Au-delà de la fascination pour les permanences de l’histoire, une vérité s’impose : le système international est resté hétérogène au sens où l’entendait Raymond Aron[2]. La Russie n’a pas rejoint la culture globale-libérale comme nous l’avons cru après la chute de l’URSS. Elle est revenue à une idéologie et une logique très spécifiques dans la conduite des affaires internationales ; idéologie et logique qui conduisent à une perception dogmatique de l'environnement stratégique et qui sont la matrice des décisions que nous venons de subir sans les avoir vues venir.

3. L’énergie. La guerre en Ukraine se distingue de beaucoup d’autres par l’ampleur des changements provoqués. Beaucoup concernent déjà l’énergie. La mise en place d’achats groupés de gaz et de règles communes de stockage (90% au 1er novembre de chaque année), comme de nouvelles interconnexions sont un formidable coup d’accélérateur à l’intégration du continent européen. L’annonce de la fourniture annuelle de 36 MT de GNL par les Etats-Unis est exceptionnelle en volume. Elle entraînera un considérable besoin d’infrastructures pour basculer de fournitures continentales par pipeline vers du maritime avec liquidification/ regasification au départ et à l’arrivée ; tout ça ne coutera pas le même prix.

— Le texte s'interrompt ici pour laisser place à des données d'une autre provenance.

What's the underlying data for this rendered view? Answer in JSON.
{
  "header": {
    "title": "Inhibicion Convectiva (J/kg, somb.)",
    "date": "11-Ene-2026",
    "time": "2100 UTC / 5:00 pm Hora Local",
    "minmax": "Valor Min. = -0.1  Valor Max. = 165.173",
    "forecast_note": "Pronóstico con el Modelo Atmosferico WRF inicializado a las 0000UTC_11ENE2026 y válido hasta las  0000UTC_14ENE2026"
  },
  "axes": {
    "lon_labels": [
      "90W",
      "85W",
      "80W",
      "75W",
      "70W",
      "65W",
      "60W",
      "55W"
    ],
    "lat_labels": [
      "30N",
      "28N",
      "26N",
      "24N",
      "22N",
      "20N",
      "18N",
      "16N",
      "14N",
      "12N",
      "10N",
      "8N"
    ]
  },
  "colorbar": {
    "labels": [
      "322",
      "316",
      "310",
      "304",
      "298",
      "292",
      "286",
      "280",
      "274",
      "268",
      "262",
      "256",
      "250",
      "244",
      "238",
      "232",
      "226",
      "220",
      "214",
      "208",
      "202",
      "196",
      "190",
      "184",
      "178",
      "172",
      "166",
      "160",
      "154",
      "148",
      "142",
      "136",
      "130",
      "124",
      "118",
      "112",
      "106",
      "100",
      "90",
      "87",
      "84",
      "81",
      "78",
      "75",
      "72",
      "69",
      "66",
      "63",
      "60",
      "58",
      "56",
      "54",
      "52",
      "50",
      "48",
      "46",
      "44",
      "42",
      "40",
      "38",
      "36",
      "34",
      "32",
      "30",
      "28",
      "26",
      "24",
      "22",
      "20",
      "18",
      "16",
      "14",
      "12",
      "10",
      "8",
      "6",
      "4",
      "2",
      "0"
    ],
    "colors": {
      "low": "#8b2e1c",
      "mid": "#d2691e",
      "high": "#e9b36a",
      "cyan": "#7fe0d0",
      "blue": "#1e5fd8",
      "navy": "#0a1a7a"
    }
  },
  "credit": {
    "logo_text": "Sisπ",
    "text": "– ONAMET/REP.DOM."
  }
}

Il y a aura d’importants rééquilibrages territoriaux. L’arrêt de Nord Stream II (55 MdM3) prive l’Allemagne du rôle stratégique de hub distribuant le gaz en Europe continentale qu’elle avait imaginé. A contrario, l’Espagne, l’Italie (Rovigo terminal), sans doute la Grèce joueront un rôle croissant dans l’importation, le stockage et le dispatch des sources alternatives. Le gaz et le GNL d’Afrique seront critiques (Algérie, Angola, Congo, Lybie, Mozambique, Nigéria, etc.). Il faudra régler les conflits et sécuriser les approvisionnements (exploitation et pipelines), on retombera parfois sur la Russie…

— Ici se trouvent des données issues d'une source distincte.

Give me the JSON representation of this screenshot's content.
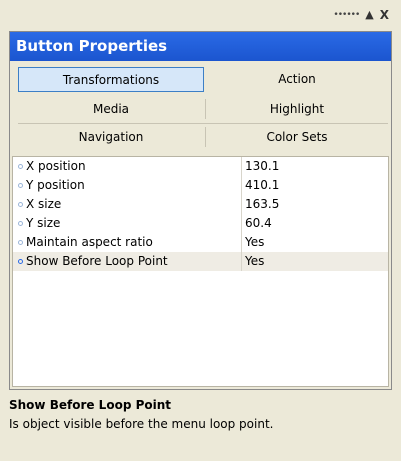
{
  "window": {
    "controls": {
      "grip": "••••••",
      "pin": "▲",
      "close": "X"
    }
  },
  "panel": {
    "title": "Button Properties",
    "tabs": [
      {
        "label": "Transformations",
        "active": true
      },
      {
        "label": "Action",
        "active": false
      },
      {
        "label": "Media",
        "active": false
      },
      {
        "label": "Highlight",
        "active": false
      },
      {
        "label": "Navigation",
        "active": false
      },
      {
        "label": "Color Sets",
        "active": false
      }
    ],
    "properties": [
      {
        "name": "X position",
        "value": "130.1"
      },
      {
        "name": "Y position",
        "value": "410.1"
      },
      {
        "name": "X size",
        "value": "163.5"
      },
      {
        "name": "Y size",
        "value": "60.4"
      },
      {
        "name": "Maintain aspect ratio",
        "value": "Yes"
      },
      {
        "name": "Show Before Loop Point",
        "value": "Yes",
        "selected": true
      }
    ]
  },
  "description": {
    "title": "Show Before Loop Point",
    "text": "Is object visible before the menu loop point."
  },
  "colors": {
    "title_bar": "#1f5fd8",
    "active_tab": "#d6e7f9",
    "background": "#ece9d8"
  }
}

4. La monnaie. Poutine a-t-il une arme secrète avec les achats en roubles ? Probablement, non. Le groupe gazier polonais PGNiG a annoncé dès jeudi qu'il continuerait à régler ses achats de gaz russe conformément aux contrats en cours, les Allemands sont sur la même longueur d’onde. Ce sera un bras de fer. On verra qui refusera soit des devises, soit du gaz. Le bras de fer se prolongera en Russie entre des entreprises énergétiques soucieuses de leur trésorerie et de leur avenir, et un gouvernement tout à sa logique de guerre.

Plus lointainement, la dédollarisation des échanges internationaux est une dynamique qui obéit, un peu, aux désidératas politiques et beaucoup aux forces de l’échange. Il y a parfois la tentation d’organiser des systèmes régionaux étanches au dollar, notamment pour échapper aux sanctions de l’administration américaine et à ce que certains spécialistes appellent la militarisation du dollar. Leur progression est lente, il y a une formidable inertie du système. Avant tout parce que la monnaie américaine conserve une grande praticité et une capacité de refuge que peu d’économies peuvent offrir. Quant à l’hypothèse que des pays s’exposent monétairement avec un pays au ban des nations, elle est douteuse.

 


[1] La Marche à rebours, Regards sur l'histoire soviétique et russe. Sorbonne Université Presses. 2021

[2] Dont une des meilleures définitions se trouves dans les Mémoires. « Celui [le système hétérogène] dans lequel les Etats de fondent sur des principes antagonistes de légitimité et, par suite, obéissent à des considérations idéologiques ou religieuses, en dehors des calculs de puissance ». A contrario, le système homogène est celui « dans lequel les Etats se réclament du même principe de légitimité ».